Excessive gifts can impact values and behavior. Learn how to stop grandparents spoiling grandchildren (without offending them) with these tips.
The toys, the clothes, even the sweets—you can’t seem to put a stop to it.
As much as you appreciate grandparents showering your kids with gifts, it’s getting a bit excessive. Receiving presents may be fine if they were the occasional indulgence, but it happens more often than you’d like.
They receive so much from them, they now want you to buy even more things you’d rather not get. You’re tired of saying “no” to their requests, wanting them to appreciate what they have instead.
The worst part? They now expect something every time they see their grandparents. “What did you bring me today?” is their new greeting for them.
How to stop grandparents spoiling grandchildren
Your parents and in-laws likely act with good intentions. They…
- don’t see your kids often and want to stockpile presents when they do
- show their love through gift-giving
- enjoy shopping
- want the best for them
Keep their side of the story in mind as we discuss tactful ways to tell them to stop or slow down with gift-giving. Seeing their actions from their perspective adds empathy and gratitude on your part.

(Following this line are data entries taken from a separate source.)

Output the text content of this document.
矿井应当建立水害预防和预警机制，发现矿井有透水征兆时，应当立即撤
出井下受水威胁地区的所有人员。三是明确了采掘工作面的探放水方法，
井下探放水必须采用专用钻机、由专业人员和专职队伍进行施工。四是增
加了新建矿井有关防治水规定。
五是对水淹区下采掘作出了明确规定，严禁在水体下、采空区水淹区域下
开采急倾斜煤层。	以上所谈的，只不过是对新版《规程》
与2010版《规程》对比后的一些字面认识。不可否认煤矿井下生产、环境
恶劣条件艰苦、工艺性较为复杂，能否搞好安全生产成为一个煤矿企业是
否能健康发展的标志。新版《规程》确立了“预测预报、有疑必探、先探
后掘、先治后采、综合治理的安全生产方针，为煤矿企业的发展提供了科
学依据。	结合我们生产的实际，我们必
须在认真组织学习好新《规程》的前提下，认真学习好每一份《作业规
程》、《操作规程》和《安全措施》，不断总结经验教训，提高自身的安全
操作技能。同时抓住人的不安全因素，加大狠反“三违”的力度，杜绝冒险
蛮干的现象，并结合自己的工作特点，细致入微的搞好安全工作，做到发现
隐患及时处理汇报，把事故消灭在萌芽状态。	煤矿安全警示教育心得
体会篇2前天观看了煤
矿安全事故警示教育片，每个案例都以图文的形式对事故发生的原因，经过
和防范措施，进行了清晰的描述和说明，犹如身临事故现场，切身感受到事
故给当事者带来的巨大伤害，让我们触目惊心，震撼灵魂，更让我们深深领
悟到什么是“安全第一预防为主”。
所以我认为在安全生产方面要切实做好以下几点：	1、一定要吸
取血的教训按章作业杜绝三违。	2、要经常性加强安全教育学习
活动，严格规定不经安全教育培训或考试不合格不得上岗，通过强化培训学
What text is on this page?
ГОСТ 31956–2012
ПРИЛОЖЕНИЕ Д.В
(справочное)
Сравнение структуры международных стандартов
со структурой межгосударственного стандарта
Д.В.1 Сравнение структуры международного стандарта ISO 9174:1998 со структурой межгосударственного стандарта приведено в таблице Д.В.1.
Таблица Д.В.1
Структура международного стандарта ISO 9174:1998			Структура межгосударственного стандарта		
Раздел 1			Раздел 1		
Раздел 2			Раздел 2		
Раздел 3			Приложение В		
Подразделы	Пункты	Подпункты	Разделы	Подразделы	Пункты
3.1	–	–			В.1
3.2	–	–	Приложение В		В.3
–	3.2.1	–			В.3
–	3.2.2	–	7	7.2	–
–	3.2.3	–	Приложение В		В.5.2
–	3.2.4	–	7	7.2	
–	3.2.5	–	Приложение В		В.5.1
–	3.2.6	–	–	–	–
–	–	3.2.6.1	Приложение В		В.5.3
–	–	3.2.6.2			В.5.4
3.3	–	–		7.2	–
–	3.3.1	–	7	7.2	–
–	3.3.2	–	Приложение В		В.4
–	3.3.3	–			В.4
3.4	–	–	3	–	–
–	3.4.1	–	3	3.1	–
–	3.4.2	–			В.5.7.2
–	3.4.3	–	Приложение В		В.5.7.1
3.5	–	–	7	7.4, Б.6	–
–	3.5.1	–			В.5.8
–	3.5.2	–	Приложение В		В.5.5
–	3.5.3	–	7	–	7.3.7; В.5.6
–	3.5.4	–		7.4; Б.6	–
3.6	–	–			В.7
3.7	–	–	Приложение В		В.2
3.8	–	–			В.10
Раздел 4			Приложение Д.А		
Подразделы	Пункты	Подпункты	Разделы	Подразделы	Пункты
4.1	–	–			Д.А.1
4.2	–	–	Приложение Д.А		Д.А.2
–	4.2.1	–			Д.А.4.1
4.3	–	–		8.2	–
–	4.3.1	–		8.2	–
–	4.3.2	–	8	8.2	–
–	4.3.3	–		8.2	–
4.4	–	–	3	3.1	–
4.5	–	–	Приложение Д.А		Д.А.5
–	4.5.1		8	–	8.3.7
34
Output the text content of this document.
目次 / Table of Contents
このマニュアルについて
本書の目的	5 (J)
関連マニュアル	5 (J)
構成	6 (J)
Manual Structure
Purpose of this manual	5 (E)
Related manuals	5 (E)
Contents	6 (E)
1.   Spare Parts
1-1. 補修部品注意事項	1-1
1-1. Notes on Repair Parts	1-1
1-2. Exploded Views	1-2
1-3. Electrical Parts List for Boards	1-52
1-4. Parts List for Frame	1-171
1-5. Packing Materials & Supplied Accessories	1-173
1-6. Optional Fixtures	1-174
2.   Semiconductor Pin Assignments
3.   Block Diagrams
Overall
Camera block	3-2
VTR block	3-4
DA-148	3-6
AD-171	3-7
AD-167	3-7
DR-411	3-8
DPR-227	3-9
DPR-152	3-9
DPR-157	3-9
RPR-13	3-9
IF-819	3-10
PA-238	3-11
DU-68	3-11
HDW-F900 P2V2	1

After all, this is a “good” problem to have in the first place. Some kids don’t have grandparents, or their grandparents don’t give them anything, even their time and attention. Give them a little bit of flexibility knowing that this means a lot to them.
That said, sometimes over-indulgent grandparents can take it too far. Though you appreciate their sentiment, you still want them to stop spoiling. When gift-giving affects our children’s values, expectations and behavior, we need to step in. Here are a few useful ways to do that without offending them:
1. Acknowledge their intentions
Conversations about grandparents spoiling grandchildren usually go sour because they feel attacked. From their point of view, they don’t think they’re doing anything wrong. They probably think they’re doing the right thing, and can’t see the downsides of their actions.
You can imagine how defensive and hurt they might feel.
Instead, start the conversation by acknowledging their intentions and thanking them. They might feel less attacked and more understood when you show you’re grateful for all their gifts.
You might say, “Thank you so much for these presents. I know you love to shop for the kids…” or “Thank you so much for giving the kids so many toys. I appreciate that you think of them…”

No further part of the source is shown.